2021-01-18
神戸
天平二年(730 年)の春、大宰府の帥(長官)大伴旅人の邸宅で行われた梅花の宴が、現在の元号令和に深くかかわっていることは誰もが知っていることでありましょう。
この梅花の宴が行われてから五年後の天平七年、筑前那の津(現在の博多)地方に疫病が発生し、人々を恐怖に陥れる事件がありました。疫病は天然痘ウイルスによるもの(疱瘡)であったのですが、このころこの病に対する知識を持つものは皆無でした。
驚いた大宰府政庁は、医師や陰陽師たちに対策を命じましたが、新種のはやり病であること以外何もわからず、打つべき方策は何も見つかりませんでした。一部では、唐よりの帰途那の津に立ち寄った遣唐使船が持ち帰った病であるとも、新羅から帰った船が持ち帰ったとも噂されましたが、真偽のほどは分かりませんでした。
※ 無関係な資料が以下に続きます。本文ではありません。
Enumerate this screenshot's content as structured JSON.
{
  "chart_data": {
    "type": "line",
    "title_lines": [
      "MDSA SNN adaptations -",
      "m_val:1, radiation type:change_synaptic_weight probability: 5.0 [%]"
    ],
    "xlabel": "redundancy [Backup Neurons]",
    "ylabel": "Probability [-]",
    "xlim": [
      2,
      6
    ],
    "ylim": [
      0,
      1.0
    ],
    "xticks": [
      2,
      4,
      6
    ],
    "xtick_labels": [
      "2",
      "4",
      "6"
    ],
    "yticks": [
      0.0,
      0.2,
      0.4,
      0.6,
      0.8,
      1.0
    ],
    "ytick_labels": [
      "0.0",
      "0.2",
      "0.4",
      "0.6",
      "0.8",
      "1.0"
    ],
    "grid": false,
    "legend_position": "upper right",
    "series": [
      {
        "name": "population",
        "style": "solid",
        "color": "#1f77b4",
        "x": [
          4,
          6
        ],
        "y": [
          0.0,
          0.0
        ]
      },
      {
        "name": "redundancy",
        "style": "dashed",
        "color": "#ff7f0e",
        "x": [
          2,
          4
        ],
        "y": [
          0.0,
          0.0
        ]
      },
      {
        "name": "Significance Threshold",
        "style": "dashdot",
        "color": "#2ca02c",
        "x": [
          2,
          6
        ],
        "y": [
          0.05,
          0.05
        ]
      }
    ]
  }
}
人々はかって経験したことのないこの病に恐れおののいたが、対処すべき方法を知らず茫然自失するのみでありました。
大宰府政庁は管内諸国の社寺仏閣に命じて疫病平癒のために加持祈祷を行わせたが、猛威は一向に収まりませんでした。疫病は山陽道を駆け上り、まもなく平城の京にも侵入しました。このため身分の上下を問わず多くの人が命を落としました。
この時のありさまを続日本紀は次のように伝えています。
『この年の春、疱瘡おおいにおこる。はじめ筑紫より来たれり。夏を経て秋に渉り、公卿以下、天下の百姓、あい継ぎて没死するもの、あげて計うべからず、近代よりこのかた、いまだこれあらざるなり』
大宰府や朝廷の高官をはじめ多くの農民が命を落とし国中が混乱の極みでありました。病渦は人口の25%~35%の命を奪ったといわれています。大宰府高官で梅花の宴にも参加した、小野老や紀男人がこのころ相次いで没しているのもこの病渦と無関係ではないと思えます。
現在のコロナウイルスによる混迷を見るにつけて、1300 年前のウイルス渦がいかに大変なことであったかが偲ばれます。疱瘡は二年余り猛威をふるったあと終息しましたが、終息のメカニズムについては諸説あるようです。
現在の新型コロナウイルスによる災禍もやがては収まるでしょうが、それまでは辛抱するしか仕方ありません。頑張りましょう。